Synthetic snail venom might relieve cancer pain


Wednesday, January 7th 2004, 12:00 am
By: News On 6


CHICAGO (AP) _ A synthetic form of sea snail venom can ease pain in cancer and AIDS victims who get no relief from morphine or other conventional painkillers, a study found.

Laboratory research has found evidence that the venom that the snails inject to immobilize their prey might have beneficial effects on some heart problems, strokes, central nervous system disorders and other ills.

The latest study involved the experimental drug ziconotide, a laboratory-made equivalent of a compound in the venom of the small Conus Magus cone snail, which lives in shallow tropical saltwater.

The infusions produced significant relief in patients whose pain did not respond to more conventional drugs such as morphine.

Side effects, including dizziness and confusion, were common but can be reduced by fine-tuning the drug dose, said co-author Dr. David Ellis, a medical director of Elan Pharmaceuticals, which makes ziconotide and helped fund the study.

``This is a new, promising kind of treatment,'' said Dr. Jerome Yates, vice president for research at the American Cancer Society. Yates, who was not involved in the study, said thousands of cancer patients suffer from intractable pain and might benefit from the new drug.

Elan is seeking federal approval for the drug, and one of the researchers said he expects it to become commercially available within the year.

The study appears in Wednesday's Journal of the American Medical Association. Medtronic, which makes infusion pumps for delivering painkillers, co-funded the study.

Seeking human uses for animals' defense mechanisms is not new. Other recent efforts include an experimental drug derived from snake venom that has shown promise in treating strokes.
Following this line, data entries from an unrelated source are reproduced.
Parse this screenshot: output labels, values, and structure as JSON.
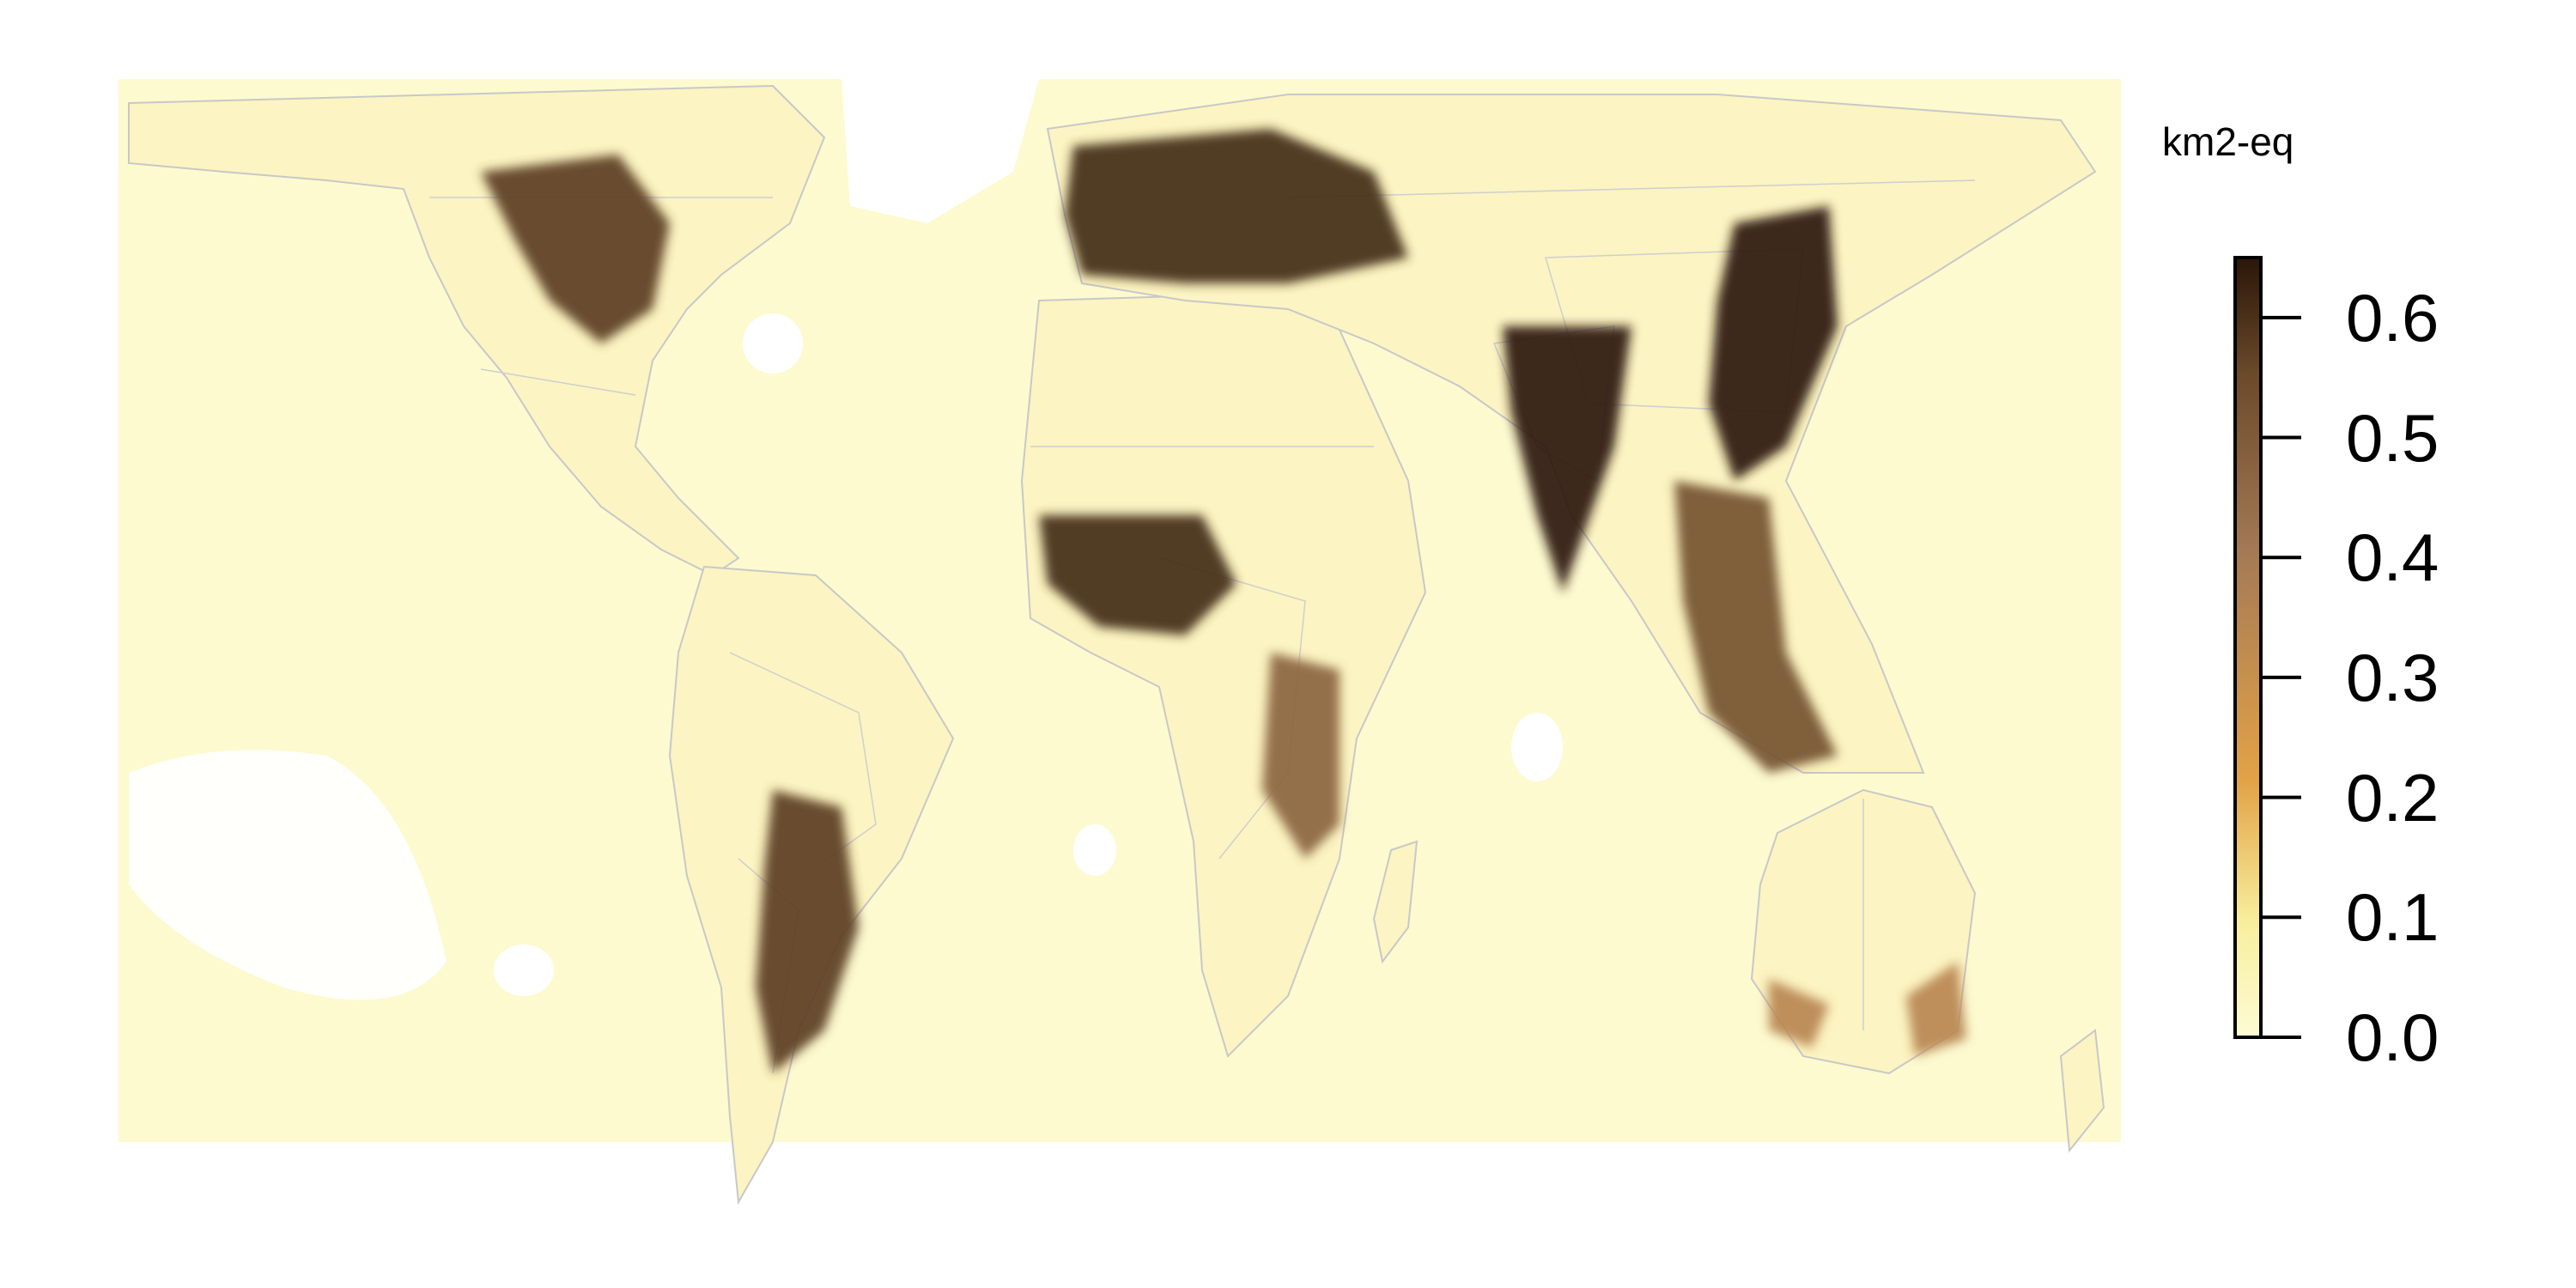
{
  "map": {
    "type": "global raster map",
    "projection": "equal-area world",
    "variable_unit": "km2-eq",
    "color_scale": {
      "min": 0.0,
      "max": 0.65,
      "colors": [
        "#fdfbd4",
        "#f7ee9c",
        "#e2a247",
        "#a57a55",
        "#6b4a2a",
        "#2a1608"
      ]
    },
    "colorbar": {
      "title": "km2-eq",
      "ticks": [
        {
          "value": 0.0,
          "label": "0.0"
        },
        {
          "value": 0.1,
          "label": "0.1"
        },
        {
          "value": 0.2,
          "label": "0.2"
        },
        {
          "value": 0.3,
          "label": "0.3"
        },
        {
          "value": 0.4,
          "label": "0.4"
        },
        {
          "value": 0.5,
          "label": "0.5"
        },
        {
          "value": 0.6,
          "label": "0.6"
        }
      ]
    },
    "hotspots": [
      {
        "name": "central-north-america",
        "level": 0.55
      },
      {
        "name": "europe",
        "level": 0.6
      },
      {
        "name": "west-africa-sahel",
        "level": 0.6
      },
      {
        "name": "india",
        "level": 0.65
      },
      {
        "name": "east-china",
        "level": 0.65
      },
      {
        "name": "southeast-asia",
        "level": 0.5
      },
      {
        "name": "south-america-pampas",
        "level": 0.55
      },
      {
        "name": "east-africa",
        "level": 0.45
      },
      {
        "name": "southeast-australia",
        "level": 0.35
      }
    ]
  }
}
The snail-venom research involved 111 patients ages 24 to 85 in the United States, Australia and the Netherlands. All were treated with a small, battery-operated pump implanted in their abdomens and attached to a catheter that delivered continuous medication or a dummy drug into fluid surrounding the spinal cord. Treatment lasted about 10 days; most patients were not hospitalized during that time.
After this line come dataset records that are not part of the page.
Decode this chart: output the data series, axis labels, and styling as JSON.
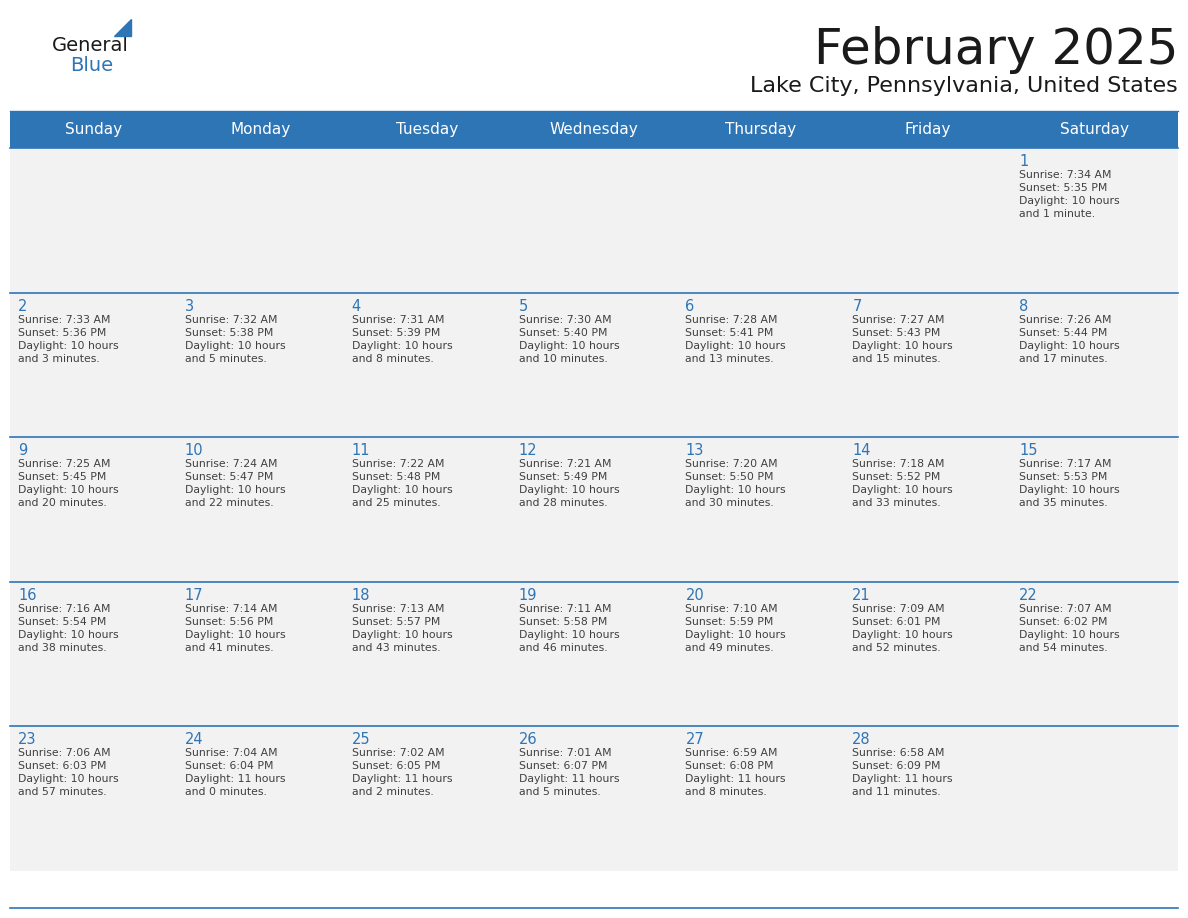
{
  "title": "February 2025",
  "subtitle": "Lake City, Pennsylvania, United States",
  "header_bg": "#2E75B6",
  "header_text_color": "#FFFFFF",
  "cell_bg": "#F2F2F2",
  "cell_bg_white": "#FFFFFF",
  "row_divider_color": "#2E75B6",
  "text_color": "#404040",
  "day_number_color": "#2E75B6",
  "title_color": "#1a1a1a",
  "subtitle_color": "#1a1a1a",
  "logo_general_color": "#1a1a1a",
  "logo_blue_color": "#2E75B6",
  "day_names": [
    "Sunday",
    "Monday",
    "Tuesday",
    "Wednesday",
    "Thursday",
    "Friday",
    "Saturday"
  ],
  "weeks": [
    [
      {
        "day": null,
        "info": null
      },
      {
        "day": null,
        "info": null
      },
      {
        "day": null,
        "info": null
      },
      {
        "day": null,
        "info": null
      },
      {
        "day": null,
        "info": null
      },
      {
        "day": null,
        "info": null
      },
      {
        "day": 1,
        "info": "Sunrise: 7:34 AM\nSunset: 5:35 PM\nDaylight: 10 hours\nand 1 minute."
      }
    ],
    [
      {
        "day": 2,
        "info": "Sunrise: 7:33 AM\nSunset: 5:36 PM\nDaylight: 10 hours\nand 3 minutes."
      },
      {
        "day": 3,
        "info": "Sunrise: 7:32 AM\nSunset: 5:38 PM\nDaylight: 10 hours\nand 5 minutes."
      },
      {
        "day": 4,
        "info": "Sunrise: 7:31 AM\nSunset: 5:39 PM\nDaylight: 10 hours\nand 8 minutes."
      },
      {
        "day": 5,
        "info": "Sunrise: 7:30 AM\nSunset: 5:40 PM\nDaylight: 10 hours\nand 10 minutes."
      },
      {
        "day": 6,
        "info": "Sunrise: 7:28 AM\nSunset: 5:41 PM\nDaylight: 10 hours\nand 13 minutes."
      },
      {
        "day": 7,
        "info": "Sunrise: 7:27 AM\nSunset: 5:43 PM\nDaylight: 10 hours\nand 15 minutes."
      },
      {
        "day": 8,
        "info": "Sunrise: 7:26 AM\nSunset: 5:44 PM\nDaylight: 10 hours\nand 17 minutes."
      }
    ],
    [
      {
        "day": 9,
        "info": "Sunrise: 7:25 AM\nSunset: 5:45 PM\nDaylight: 10 hours\nand 20 minutes."
      },
      {
        "day": 10,
        "info": "Sunrise: 7:24 AM\nSunset: 5:47 PM\nDaylight: 10 hours\nand 22 minutes."
      },
      {
        "day": 11,
        "info": "Sunrise: 7:22 AM\nSunset: 5:48 PM\nDaylight: 10 hours\nand 25 minutes."
      },
      {
        "day": 12,
        "info": "Sunrise: 7:21 AM\nSunset: 5:49 PM\nDaylight: 10 hours\nand 28 minutes."
      },
      {
        "day": 13,
        "info": "Sunrise: 7:20 AM\nSunset: 5:50 PM\nDaylight: 10 hours\nand 30 minutes."
      },
      {
        "day": 14,
        "info": "Sunrise: 7:18 AM\nSunset: 5:52 PM\nDaylight: 10 hours\nand 33 minutes."
      },
      {
        "day": 15,
        "info": "Sunrise: 7:17 AM\nSunset: 5:53 PM\nDaylight: 10 hours\nand 35 minutes."
      }
    ],
    [
      {
        "day": 16,
        "info": "Sunrise: 7:16 AM\nSunset: 5:54 PM\nDaylight: 10 hours\nand 38 minutes."
      },
      {
        "day": 17,
        "info": "Sunrise: 7:14 AM\nSunset: 5:56 PM\nDaylight: 10 hours\nand 41 minutes."
      },
      {
        "day": 18,
        "info": "Sunrise: 7:13 AM\nSunset: 5:57 PM\nDaylight: 10 hours\nand 43 minutes."
      },
      {
        "day": 19,
        "info": "Sunrise: 7:11 AM\nSunset: 5:58 PM\nDaylight: 10 hours\nand 46 minutes."
      },
      {
        "day": 20,
        "info": "Sunrise: 7:10 AM\nSunset: 5:59 PM\nDaylight: 10 hours\nand 49 minutes."
      },
      {
        "day": 21,
        "info": "Sunrise: 7:09 AM\nSunset: 6:01 PM\nDaylight: 10 hours\nand 52 minutes."
      },
      {
        "day": 22,
        "info": "Sunrise: 7:07 AM\nSunset: 6:02 PM\nDaylight: 10 hours\nand 54 minutes."
      }
    ],
    [
      {
        "day": 23,
        "info": "Sunrise: 7:06 AM\nSunset: 6:03 PM\nDaylight: 10 hours\nand 57 minutes."
      },
      {
        "day": 24,
        "info": "Sunrise: 7:04 AM\nSunset: 6:04 PM\nDaylight: 11 hours\nand 0 minutes."
      },
      {
        "day": 25,
        "info": "Sunrise: 7:02 AM\nSunset: 6:05 PM\nDaylight: 11 hours\nand 2 minutes."
      },
      {
        "day": 26,
        "info": "Sunrise: 7:01 AM\nSunset: 6:07 PM\nDaylight: 11 hours\nand 5 minutes."
      },
      {
        "day": 27,
        "info": "Sunrise: 6:59 AM\nSunset: 6:08 PM\nDaylight: 11 hours\nand 8 minutes."
      },
      {
        "day": 28,
        "info": "Sunrise: 6:58 AM\nSunset: 6:09 PM\nDaylight: 11 hours\nand 11 minutes."
      },
      {
        "day": null,
        "info": null
      }
    ]
  ]
}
The patients rated their pain. Pain relief was moderate to complete in 53 percent of ziconotide patients, compared with about 18 percent of the placebo group.
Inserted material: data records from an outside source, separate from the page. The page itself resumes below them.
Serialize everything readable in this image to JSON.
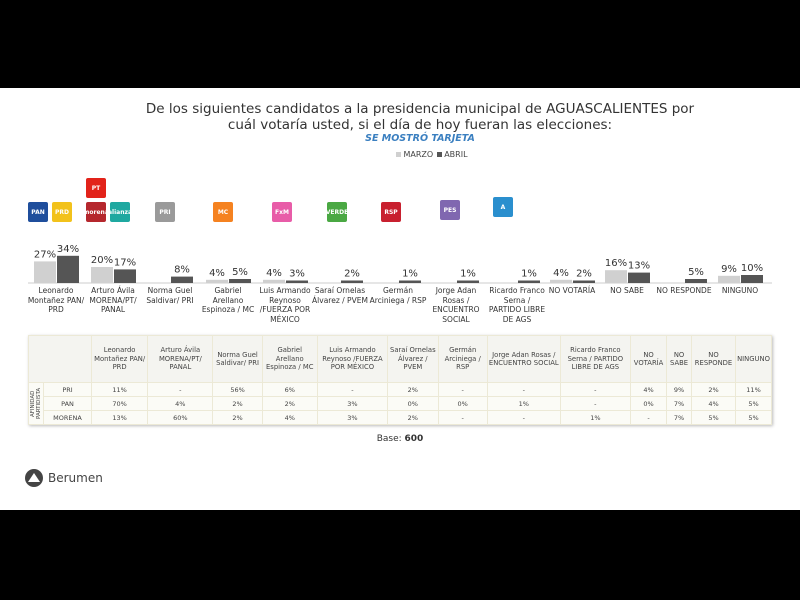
{
  "title_line1": "De los siguientes candidatos a la presidencia municipal de AGUASCALIENTES por",
  "title_line2": "cuál votaría usted, si el día de hoy fueran las elecciones:",
  "subtitle": "SE MOSTRÓ TARJETA",
  "base_label": "Base:",
  "base_value": "600",
  "brand": "Berumen",
  "logos": [
    {
      "text": "PAN",
      "color": "#1f4e9c"
    },
    {
      "text": "PRD",
      "color": "#f2c21b"
    },
    {
      "text": "PT",
      "color": "#e2231a"
    },
    {
      "text": "morena",
      "color": "#b5272d"
    },
    {
      "text": "alianza",
      "color": "#1fa8a0"
    },
    {
      "text": "PRI",
      "color": "#9a9a9a"
    },
    {
      "text": "MC",
      "color": "#f58220"
    },
    {
      "text": "FxM",
      "color": "#e85ca8"
    },
    {
      "text": "VERDE",
      "color": "#4aa843"
    },
    {
      "text": "RSP",
      "color": "#c8202f"
    },
    {
      "text": "PES",
      "color": "#8067b0"
    },
    {
      "text": "A",
      "color": "#2a8fce"
    }
  ],
  "chart_data": {
    "type": "bar",
    "title": "De los siguientes candidatos a la presidencia municipal de AGUASCALIENTES por cuál votaría usted, si el día de hoy fueran las elecciones:",
    "categories": [
      "Leonardo Montañez PAN/ PRD",
      "Arturo Ávila MORENA/PT/ PANAL",
      "Norma Guel Saldivar/ PRI",
      "Gabriel Arellano Espinoza / MC",
      "Luis Armando Reynoso /FUERZA POR MÉXICO",
      "Saraí Ornelas Álvarez / PVEM",
      "Germán Arciniega / RSP",
      "Jorge Adan Rosas / ENCUENTRO SOCIAL",
      "Ricardo Franco Serna / PARTIDO LIBRE DE AGS",
      "NO VOTARÍA",
      "NO SABE",
      "NO RESPONDE",
      "NINGUNO"
    ],
    "series": [
      {
        "name": "MARZO",
        "color": "#d0d0d0",
        "values": [
          27,
          20,
          null,
          4,
          4,
          null,
          null,
          null,
          null,
          4,
          16,
          null,
          9
        ]
      },
      {
        "name": "ABRIL",
        "color": "#555555",
        "values": [
          34,
          17,
          8,
          5,
          3,
          2,
          1,
          1,
          1,
          2,
          13,
          5,
          10
        ]
      }
    ],
    "unit": "%",
    "legend": "top-center",
    "grid": false
  },
  "table": {
    "row_group_label": "AFINIDAD PARTIDISTA",
    "headers": [
      "Leonardo Montañez PAN/ PRD",
      "Arturo Ávila MORENA/PT/ PANAL",
      "Norma Guel Saldivar/ PRI",
      "Gabriel Arellano Espinoza / MC",
      "Luis Armando Reynoso /FUERZA POR MÉXICO",
      "Saraí Ornelas Álvarez / PVEM",
      "Germán Arciniega / RSP",
      "Jorge Adan Rosas / ENCUENTRO SOCIAL",
      "Ricardo Franco Serna / PARTIDO LIBRE DE AGS",
      "NO VOTARÍA",
      "NO SABE",
      "NO RESPONDE",
      "NINGUNO"
    ],
    "rows": [
      {
        "label": "PRI",
        "cells": [
          "11%",
          "-",
          "56%",
          "6%",
          "-",
          "2%",
          "-",
          "-",
          "-",
          "4%",
          "9%",
          "2%",
          "11%"
        ]
      },
      {
        "label": "PAN",
        "cells": [
          "70%",
          "4%",
          "2%",
          "2%",
          "3%",
          "0%",
          "0%",
          "1%",
          "-",
          "0%",
          "7%",
          "4%",
          "5%"
        ]
      },
      {
        "label": "MORENA",
        "cells": [
          "13%",
          "60%",
          "2%",
          "4%",
          "3%",
          "2%",
          "-",
          "-",
          "1%",
          "-",
          "7%",
          "5%",
          "5%"
        ]
      }
    ]
  }
}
Serious side effects occurred in 22 ziconotide patients and four placebo patients. Subsequent research has shown that starting patients on lower doses reduces the risks, and many have remained on treatment for more than a year, Ellis said.

``This gives us another weapon to help deal with those patients who don't respond to the normal, conventional treatments,'' said Dr. Steven Charapata, a co-author and director of the Pain Institute at Research Medical Center in Kansas City, Mo.